Le Fantôme de Blackheat                                                        L'Inspecteur se met à table  

La question du regard trouve toutefois ici, peut-être encore mieux qu’ailleurs, sa légitimité : si « le style hitchcockien a été décrit comme étant fondé sur le raccord de regard, sur le lien émotionnel qui unit les personnages et l’objet de leur vision (…) ; il y a, dans plusieurs épisodes réalisés par Hitchcock, une rupture dans l’articulation sujet regardant-objet regardé : le sujet regarde mais ne voit rien (…), l’œil s’ouvre sur le vide d’un insensé. » (p. 110) Sur l’écran d’une télévision, ces plans montrant des personnages face caméra (qui achèvent par exemple Le Fantôme de Blackheat, De retour à Noël, C’est lui ou, de façon assez stupéfiante, L’Inspecteur se met à table) offrent des regards directs au spectateur, soudain confronté à sa propre nature voyeuriste. Développant à travers d’autres exemples pertinents (et notamment La Cinquième victime, de Fritz Lang, dans lequel le journaliste incarné par Dana Andrews s’adresse à l’assassin par le biais de son poste de télévision) cette idée d’une intrusion du cadre télévisuel dans le foyer du spectateur, provoquant par là-même une troublante confusion "regardant/regardé" (la télévision comme « gigantesque trou de serrure » (p. 152)), Jean-François Rauger achève son ouvrage par un paragraphe assez vertigineux (joliment intitulé L’œil qui en voyait trop) autour du voyeurisme comme « construction politique » (p.151), qui montre comment le génie de Hitchcock, l’incommensurable modernité de sa contribution télévisuelle, aura été d’ « inclure le spectateur dans l’image » pour le « transformer en voyeur. » (p.155) Et c’est seulement alors quand on referme l’ouvrage, encore songeur, que l’on prend véritablement conscience du double-sens malicieux de son titre ("domestique / du domicile" et "domestique / apprivoisé")... Il ne nous reste plus donc qu’à saluer la pédagogie et l’élégance d’un travail dont le mérite (au moins double) aura été de nous convier à penser... et à regarder. (2)
 

(1) Et nous n'évoquons même pas le cas spécifique de Psychose (1960), auquel est consacré est chapitre entier !

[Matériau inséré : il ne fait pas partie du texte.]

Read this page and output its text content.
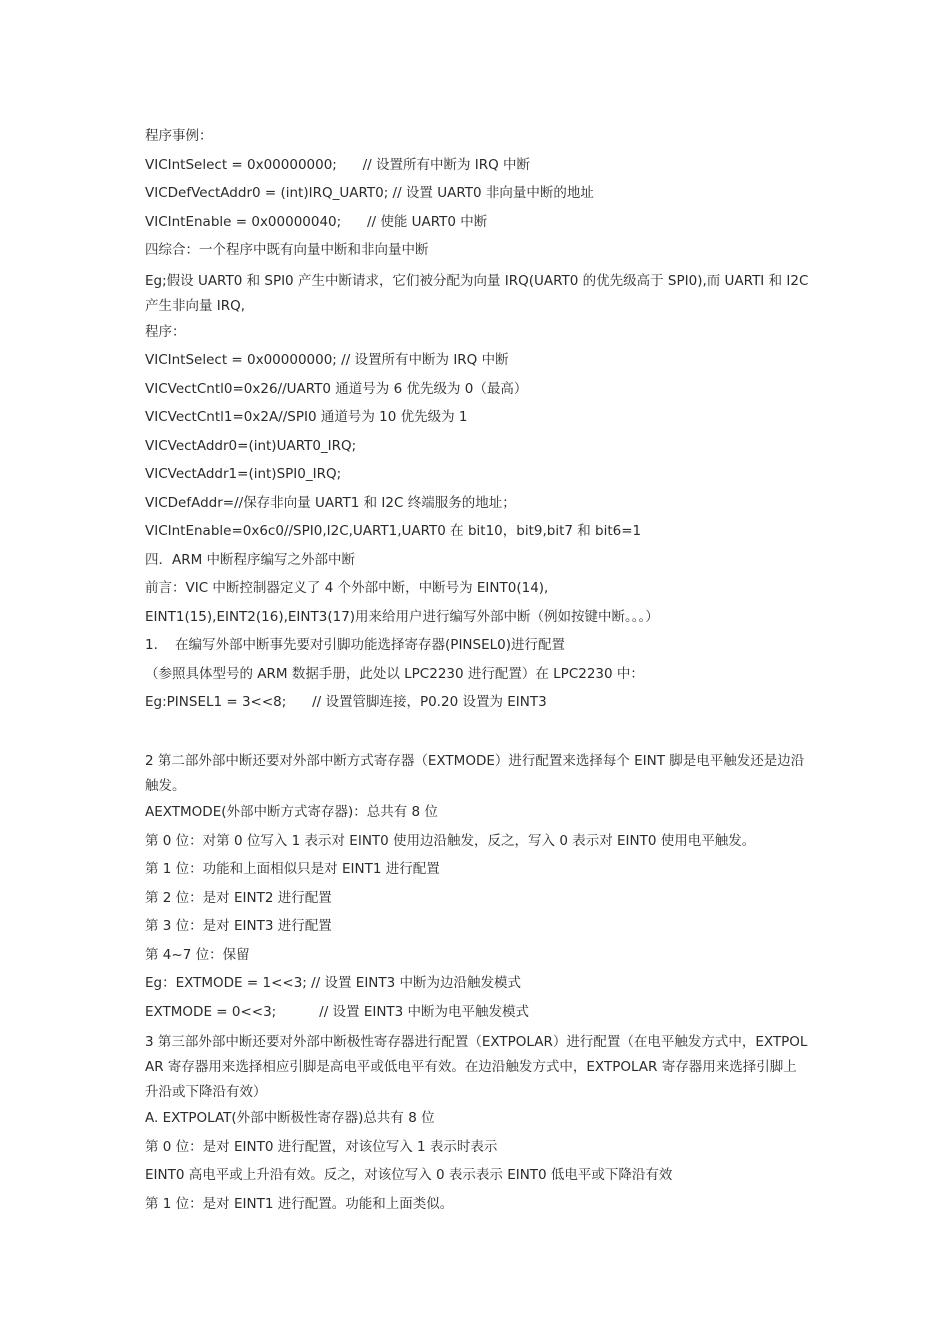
程序事例：
VICIntSelect = 0x00000000;      // 设置所有中断为 IRQ 中断
VICDefVectAddr0 = (int)IRQ_UART0; // 设置 UART0 非向量中断的地址
VICIntEnable = 0x00000040;      // 使能 UART0 中断
四综合：一个程序中既有向量中断和非向量中断
Eg;假设 UART0 和 SPI0 产生中断请求，它们被分配为向量 IRQ(UART0 的优先级高于 SPI0),而 UARTI 和 I2C 产生非向量 IRQ,
程序：
VICIntSelect = 0x00000000; // 设置所有中断为 IRQ 中断
VICVectCntl0=0x26//UART0 通道号为 6 优先级为 0（最高）
VICVectCntl1=0x2A//SPI0 通道号为 10 优先级为 1
VICVectAddr0=(int)UART0_IRQ;
VICVectAddr1=(int)SPI0_IRQ;
VICDefAddr=//保存非向量 UART1 和 I2C 终端服务的地址；
VICIntEnable=0x6c0//SPI0,I2C,UART1,UART0 在 bit10，bit9,bit7 和 bit6=1
四．ARM 中断程序编写之外部中断
前言：VIC 中断控制器定义了 4 个外部中断，中断号为 EINT0(14),
EINT1(15),EINT2(16),EINT3(17)用来给用户进行编写外部中断（例如按键中断。。。）
1.    在编写外部中断事先要对引脚功能选择寄存器(PINSEL0)进行配置
（参照具体型号的 ARM 数据手册，此处以 LPC2230 进行配置）在 LPC2230 中：
Eg:PINSEL1 = 3<<8;      // 设置管脚连接，P0.20 设置为 EINT3
2 第二部外部中断还要对外部中断方式寄存器（EXTMODE）进行配置来选择每个 EINT 脚是电平触发还是边沿触发。
AEXTMODE(外部中断方式寄存器)：总共有 8 位
第 0 位：对第 0 位写入 1 表示对 EINT0 使用边沿触发，反之，写入 0 表示对 EINT0 使用电平触发。
第 1 位：功能和上面相似只是对 EINT1 进行配置
第 2 位：是对 EINT2 进行配置
第 3 位：是对 EINT3 进行配置
第 4~7 位：保留
Eg：EXTMODE = 1<<3; // 设置 EINT3 中断为边沿触发模式
EXTMODE = 0<<3;          // 设置 EINT3 中断为电平触发模式
3 第三部外部中断还要对外部中断极性寄存器进行配置（EXTPOLAR）进行配置（在电平触发方式中，EXTPOLAR 寄存器用来选择相应引脚是高电平或低电平有效。在边沿触发方式中，EXTPOLAR 寄存器用来选择引脚上升沿或下降沿有效）
A. EXTPOLAT(外部中断极性寄存器)总共有 8 位
第 0 位：是对 EINT0 进行配置，对该位写入 1 表示时表示
EINT0 高电平或上升沿有效。反之，对该位写入 0 表示表示 EINT0 低电平或下降沿有效
第 1 位：是对 EINT1 进行配置。功能和上面类似。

(2) Ne cachons pas d’ailleurs que la lecture de l’ouvrage nous a immédiatement incités à nous plonger dans les films qu’il décrits, et que pour la plupart nous méconnaissions totalement. Outre les titres mentionnés dans le texte ci-dessus, pour la plupart remarquables, on invitera à découvrir l’unique film réalisé dans le cadre de Ford Startime, Incident at a Corner (1960), film d’une grande finesse narrative, formelle mais aussi morale.